Sanded out today, didn't seem to sand any different. Thank God!


----------



## icerock drywall (Nov 13, 2010)

fr8train said:


> Sanded out today, didn't seem to sand any different. Thank God!


thats good to know...I changed to this because I like how hard it is and it sands so nice...ap just buffs up with the sanders


----------



## fr8train (Jan 20, 2008)

I like everything about it. It's light, minimal shrinkage, temps us pretty quickly so you can pull over it, and it sands easily.


----------



## icerock drywall (Nov 13, 2010)

fr8train said:


> I like everything about it. It's light, minimal shrinkage, temps us pretty quickly so you can pull over it, and it sands easily.

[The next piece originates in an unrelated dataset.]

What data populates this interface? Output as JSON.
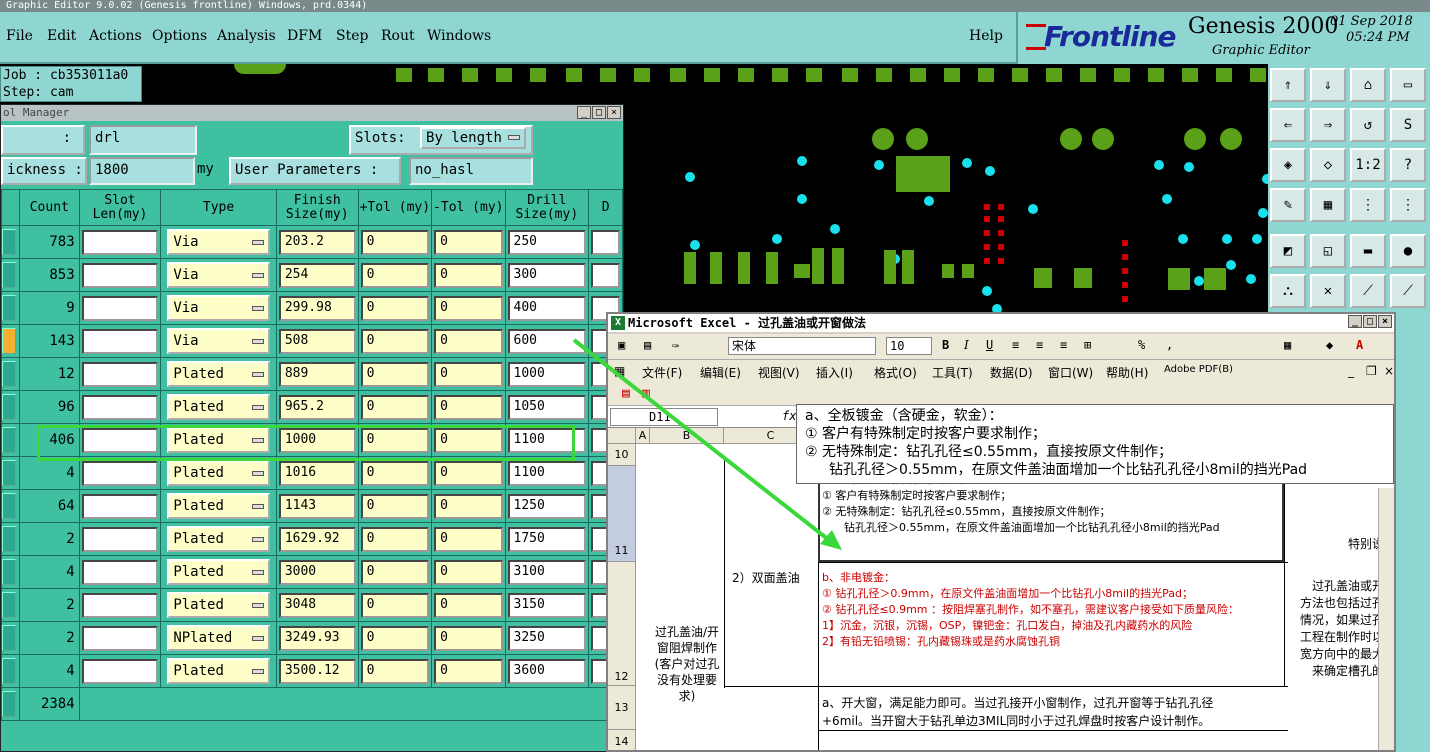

going to sand my first job with the new rc ...so far I like it:thumbup:


----------



## icerock drywall (Nov 13, 2010)

yep...still like it and it sanded very nice


----------



## ell (Jan 24, 2009)

*Rapid coat*

That product was called Cell-Tex years ago came from Canada but that's all they made so when la farge started making sheetrock they wanted a compound to go with their rock and bought out cell-tex. I can honestly say their mix hasn't changed im not sure about the smell though.It was originally marketed as a two coat system over mesh and then a finish coat.


----------



## jackleg (Jan 22, 2008)

do the angles dry completely over night?


----------



## icerock drywall (Nov 13, 2010)

jackleg said:


> do the angles dry completely over night?


yes ...butt on the 2nd coat you can do so much moore


----------